If you do that and make the effort, but your husband does not
change, and he continues to fail to fulfil your rights and keep you chaste
by means of that which Allah has permitted, there is no doubt that the
suffering in that case is something that carries weight in sharee‘ah. So if
you cannot put up with your husband any more and you fear that you may fall
into haraam or think of it, then you can ask for separation from your
husband. Perhaps if he sees that the matter is serious, he will mend his
ways, and if he goes ahead and divorces you, perhaps Allah will replace him
with someone who is better than him and grant you someone who will keep you
chaste. Allah, may He be exalted, says (interpretation of the meaning):
“But if they separate (by divorce), Allah will provide
abundance for everyone of them from His Bounty. And Allah is Ever
All-Sufficient for His creatures need, All-Wise.”
[an-Nisa’ 4:130].
But as you know, this should be the last resort.

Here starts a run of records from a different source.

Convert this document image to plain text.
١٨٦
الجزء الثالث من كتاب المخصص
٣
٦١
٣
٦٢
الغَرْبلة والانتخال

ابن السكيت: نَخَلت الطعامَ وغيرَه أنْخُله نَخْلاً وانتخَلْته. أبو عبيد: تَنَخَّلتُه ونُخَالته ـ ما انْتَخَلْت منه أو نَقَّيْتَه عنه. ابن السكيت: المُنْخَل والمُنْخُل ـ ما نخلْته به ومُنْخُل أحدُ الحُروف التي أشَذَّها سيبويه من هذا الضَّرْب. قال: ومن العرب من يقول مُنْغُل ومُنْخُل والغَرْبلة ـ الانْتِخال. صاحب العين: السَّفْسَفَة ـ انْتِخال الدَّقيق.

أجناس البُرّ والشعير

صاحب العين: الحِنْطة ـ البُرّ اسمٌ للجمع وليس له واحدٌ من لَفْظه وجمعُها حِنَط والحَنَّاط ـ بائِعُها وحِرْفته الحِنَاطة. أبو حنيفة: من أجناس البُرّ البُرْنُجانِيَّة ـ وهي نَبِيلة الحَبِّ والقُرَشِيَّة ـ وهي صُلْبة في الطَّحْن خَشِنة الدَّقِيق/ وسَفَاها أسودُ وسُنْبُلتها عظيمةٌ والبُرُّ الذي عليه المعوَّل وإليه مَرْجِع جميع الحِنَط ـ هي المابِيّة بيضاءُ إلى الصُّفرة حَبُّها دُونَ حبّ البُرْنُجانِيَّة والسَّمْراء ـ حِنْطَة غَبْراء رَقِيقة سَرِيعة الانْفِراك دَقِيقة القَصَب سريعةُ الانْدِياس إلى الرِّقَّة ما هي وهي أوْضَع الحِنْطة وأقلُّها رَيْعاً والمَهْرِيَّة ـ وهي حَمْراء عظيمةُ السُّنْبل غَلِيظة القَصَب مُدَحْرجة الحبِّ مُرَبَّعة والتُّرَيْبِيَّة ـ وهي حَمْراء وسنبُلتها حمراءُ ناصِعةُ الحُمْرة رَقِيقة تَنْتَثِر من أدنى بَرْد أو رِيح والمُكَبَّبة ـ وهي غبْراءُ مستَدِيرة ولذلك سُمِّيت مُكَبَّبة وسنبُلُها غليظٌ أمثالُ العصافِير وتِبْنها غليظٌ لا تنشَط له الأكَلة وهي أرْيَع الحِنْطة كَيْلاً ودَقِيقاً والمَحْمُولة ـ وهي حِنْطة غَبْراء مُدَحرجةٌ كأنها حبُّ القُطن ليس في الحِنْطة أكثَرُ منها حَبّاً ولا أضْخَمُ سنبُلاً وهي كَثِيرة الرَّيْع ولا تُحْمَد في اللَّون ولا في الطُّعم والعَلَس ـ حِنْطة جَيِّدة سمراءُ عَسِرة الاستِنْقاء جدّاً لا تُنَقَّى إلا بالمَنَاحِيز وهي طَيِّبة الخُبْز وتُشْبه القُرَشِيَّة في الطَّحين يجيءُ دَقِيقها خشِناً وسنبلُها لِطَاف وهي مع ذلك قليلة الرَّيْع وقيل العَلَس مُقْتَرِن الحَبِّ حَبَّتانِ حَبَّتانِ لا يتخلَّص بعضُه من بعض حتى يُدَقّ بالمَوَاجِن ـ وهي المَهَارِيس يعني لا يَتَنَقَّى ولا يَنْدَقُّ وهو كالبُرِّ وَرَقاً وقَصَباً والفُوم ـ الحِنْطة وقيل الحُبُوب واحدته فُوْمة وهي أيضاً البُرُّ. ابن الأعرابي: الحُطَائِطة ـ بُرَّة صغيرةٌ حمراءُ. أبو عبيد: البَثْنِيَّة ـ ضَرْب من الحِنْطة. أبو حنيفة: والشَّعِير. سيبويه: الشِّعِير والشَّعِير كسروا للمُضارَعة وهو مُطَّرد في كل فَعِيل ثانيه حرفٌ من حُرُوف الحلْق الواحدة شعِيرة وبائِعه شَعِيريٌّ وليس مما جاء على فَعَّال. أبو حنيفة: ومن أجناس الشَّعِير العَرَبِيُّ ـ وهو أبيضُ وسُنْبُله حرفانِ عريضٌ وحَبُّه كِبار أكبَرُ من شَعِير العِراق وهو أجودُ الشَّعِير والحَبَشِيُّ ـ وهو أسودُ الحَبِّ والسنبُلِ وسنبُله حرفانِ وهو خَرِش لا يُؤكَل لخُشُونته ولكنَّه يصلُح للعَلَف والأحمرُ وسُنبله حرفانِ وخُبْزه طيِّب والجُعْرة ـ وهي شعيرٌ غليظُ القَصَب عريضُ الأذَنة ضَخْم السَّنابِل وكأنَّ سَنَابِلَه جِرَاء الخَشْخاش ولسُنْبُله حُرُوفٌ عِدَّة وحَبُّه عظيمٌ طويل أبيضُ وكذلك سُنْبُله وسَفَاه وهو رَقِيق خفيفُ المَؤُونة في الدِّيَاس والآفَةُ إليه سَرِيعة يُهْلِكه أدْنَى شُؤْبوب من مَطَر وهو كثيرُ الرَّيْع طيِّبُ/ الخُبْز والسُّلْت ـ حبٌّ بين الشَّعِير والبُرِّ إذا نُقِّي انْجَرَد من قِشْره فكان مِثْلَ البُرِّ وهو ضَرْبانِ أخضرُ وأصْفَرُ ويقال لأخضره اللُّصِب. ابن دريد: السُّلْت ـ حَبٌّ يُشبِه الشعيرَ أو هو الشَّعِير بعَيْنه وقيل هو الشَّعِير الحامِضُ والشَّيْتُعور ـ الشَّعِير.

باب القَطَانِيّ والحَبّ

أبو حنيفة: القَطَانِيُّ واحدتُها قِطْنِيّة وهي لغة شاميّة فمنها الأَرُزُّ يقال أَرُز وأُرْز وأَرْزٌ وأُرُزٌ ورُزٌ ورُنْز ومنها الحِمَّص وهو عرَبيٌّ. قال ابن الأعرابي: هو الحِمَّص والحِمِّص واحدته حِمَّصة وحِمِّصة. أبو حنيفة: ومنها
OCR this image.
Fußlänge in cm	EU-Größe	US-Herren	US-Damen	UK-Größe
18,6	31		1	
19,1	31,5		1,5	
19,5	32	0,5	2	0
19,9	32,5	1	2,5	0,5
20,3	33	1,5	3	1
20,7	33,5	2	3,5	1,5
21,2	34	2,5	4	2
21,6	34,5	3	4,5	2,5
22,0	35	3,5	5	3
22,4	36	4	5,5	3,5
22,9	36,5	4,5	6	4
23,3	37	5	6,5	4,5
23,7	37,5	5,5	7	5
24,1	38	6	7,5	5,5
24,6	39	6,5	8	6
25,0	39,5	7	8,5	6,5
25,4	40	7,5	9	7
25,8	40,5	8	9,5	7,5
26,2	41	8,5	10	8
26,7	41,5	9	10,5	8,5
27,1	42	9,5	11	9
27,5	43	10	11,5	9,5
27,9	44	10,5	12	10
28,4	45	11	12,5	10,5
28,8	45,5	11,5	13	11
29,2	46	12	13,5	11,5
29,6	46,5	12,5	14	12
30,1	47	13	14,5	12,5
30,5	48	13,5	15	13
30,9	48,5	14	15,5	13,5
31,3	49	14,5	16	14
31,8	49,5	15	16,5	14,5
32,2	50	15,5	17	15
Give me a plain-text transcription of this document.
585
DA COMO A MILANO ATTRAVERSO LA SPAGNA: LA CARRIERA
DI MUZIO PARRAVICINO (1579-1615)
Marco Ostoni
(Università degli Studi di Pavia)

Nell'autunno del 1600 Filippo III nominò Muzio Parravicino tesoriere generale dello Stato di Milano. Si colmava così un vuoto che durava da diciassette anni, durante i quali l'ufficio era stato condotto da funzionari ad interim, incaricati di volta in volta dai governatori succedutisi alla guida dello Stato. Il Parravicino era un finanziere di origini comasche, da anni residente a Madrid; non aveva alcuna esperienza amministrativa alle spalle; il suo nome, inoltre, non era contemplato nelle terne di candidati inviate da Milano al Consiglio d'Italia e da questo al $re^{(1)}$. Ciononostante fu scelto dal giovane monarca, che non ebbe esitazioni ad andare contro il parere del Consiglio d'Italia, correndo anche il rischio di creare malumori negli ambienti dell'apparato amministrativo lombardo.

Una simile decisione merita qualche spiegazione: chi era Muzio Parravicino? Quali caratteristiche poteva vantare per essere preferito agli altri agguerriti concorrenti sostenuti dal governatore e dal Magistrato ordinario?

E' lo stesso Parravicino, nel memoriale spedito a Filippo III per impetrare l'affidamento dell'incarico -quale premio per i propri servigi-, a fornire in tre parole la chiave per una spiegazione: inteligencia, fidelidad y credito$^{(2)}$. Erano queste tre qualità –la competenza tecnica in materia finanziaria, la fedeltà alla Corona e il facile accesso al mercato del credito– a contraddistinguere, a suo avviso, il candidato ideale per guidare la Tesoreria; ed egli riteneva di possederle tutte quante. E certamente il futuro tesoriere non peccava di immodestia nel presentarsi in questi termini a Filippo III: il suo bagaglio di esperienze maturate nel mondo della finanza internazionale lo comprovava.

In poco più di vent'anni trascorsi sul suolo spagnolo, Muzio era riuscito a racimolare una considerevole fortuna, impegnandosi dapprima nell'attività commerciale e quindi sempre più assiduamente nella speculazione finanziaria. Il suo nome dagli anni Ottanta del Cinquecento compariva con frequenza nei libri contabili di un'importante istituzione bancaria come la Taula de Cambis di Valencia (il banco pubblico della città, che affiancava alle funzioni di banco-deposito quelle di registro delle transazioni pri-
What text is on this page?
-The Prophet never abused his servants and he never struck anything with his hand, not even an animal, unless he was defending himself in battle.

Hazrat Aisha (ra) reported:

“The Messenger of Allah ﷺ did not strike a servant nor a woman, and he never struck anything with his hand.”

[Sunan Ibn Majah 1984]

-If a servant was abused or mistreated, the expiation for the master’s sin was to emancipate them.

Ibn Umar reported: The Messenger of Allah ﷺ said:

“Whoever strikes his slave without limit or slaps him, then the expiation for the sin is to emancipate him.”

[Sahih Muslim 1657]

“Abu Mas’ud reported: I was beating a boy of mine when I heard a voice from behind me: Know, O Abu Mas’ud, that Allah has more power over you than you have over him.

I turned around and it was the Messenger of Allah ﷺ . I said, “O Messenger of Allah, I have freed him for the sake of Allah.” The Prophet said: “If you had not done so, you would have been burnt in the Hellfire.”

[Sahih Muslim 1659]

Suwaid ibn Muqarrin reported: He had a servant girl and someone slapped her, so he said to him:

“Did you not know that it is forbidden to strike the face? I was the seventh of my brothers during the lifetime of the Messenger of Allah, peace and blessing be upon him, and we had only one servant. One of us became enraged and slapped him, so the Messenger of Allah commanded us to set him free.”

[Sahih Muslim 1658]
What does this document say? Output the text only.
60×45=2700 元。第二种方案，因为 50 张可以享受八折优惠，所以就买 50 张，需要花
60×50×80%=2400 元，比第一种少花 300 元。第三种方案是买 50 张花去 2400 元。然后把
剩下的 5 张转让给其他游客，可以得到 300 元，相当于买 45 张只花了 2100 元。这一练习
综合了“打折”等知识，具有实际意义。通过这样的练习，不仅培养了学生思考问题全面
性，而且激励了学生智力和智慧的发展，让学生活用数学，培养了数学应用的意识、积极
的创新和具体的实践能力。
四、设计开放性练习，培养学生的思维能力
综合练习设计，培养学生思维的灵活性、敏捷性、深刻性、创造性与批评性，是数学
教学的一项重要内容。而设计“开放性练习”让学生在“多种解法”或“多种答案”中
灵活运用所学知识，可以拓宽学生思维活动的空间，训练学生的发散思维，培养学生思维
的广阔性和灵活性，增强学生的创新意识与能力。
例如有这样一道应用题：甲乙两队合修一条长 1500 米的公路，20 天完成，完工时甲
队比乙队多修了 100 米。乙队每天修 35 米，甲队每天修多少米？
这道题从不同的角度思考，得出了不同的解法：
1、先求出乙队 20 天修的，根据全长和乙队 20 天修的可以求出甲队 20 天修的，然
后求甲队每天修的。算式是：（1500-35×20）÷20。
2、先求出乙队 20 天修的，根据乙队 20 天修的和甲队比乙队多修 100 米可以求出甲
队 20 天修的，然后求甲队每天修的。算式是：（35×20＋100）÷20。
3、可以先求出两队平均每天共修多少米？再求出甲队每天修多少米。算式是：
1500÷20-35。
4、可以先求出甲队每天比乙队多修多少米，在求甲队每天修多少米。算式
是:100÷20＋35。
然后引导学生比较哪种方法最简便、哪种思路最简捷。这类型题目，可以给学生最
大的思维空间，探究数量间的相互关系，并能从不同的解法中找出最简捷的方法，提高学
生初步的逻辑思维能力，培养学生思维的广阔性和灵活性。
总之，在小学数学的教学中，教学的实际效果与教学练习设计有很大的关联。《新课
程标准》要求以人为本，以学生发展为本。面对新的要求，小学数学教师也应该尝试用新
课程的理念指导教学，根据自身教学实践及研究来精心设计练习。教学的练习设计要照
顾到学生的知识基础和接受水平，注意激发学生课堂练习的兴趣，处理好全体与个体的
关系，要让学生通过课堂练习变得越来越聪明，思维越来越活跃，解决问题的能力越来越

Shaykh al-Islam Ibn Taymiyah (may Allah have mercy on him)
said:
Causing harm to the wife by not having intercourse is grounds
for annulment in all cases, whether the husband did that intentionally or
otherwise, and whether he was able to do it or not; it is like maintenance,
and even more important. End quote.
Al-Fataawa al-Kubra, 5/481-482
We ask Allah to set things straight between you and your husband, and to endear him to you and you to him, and to reconcile between you.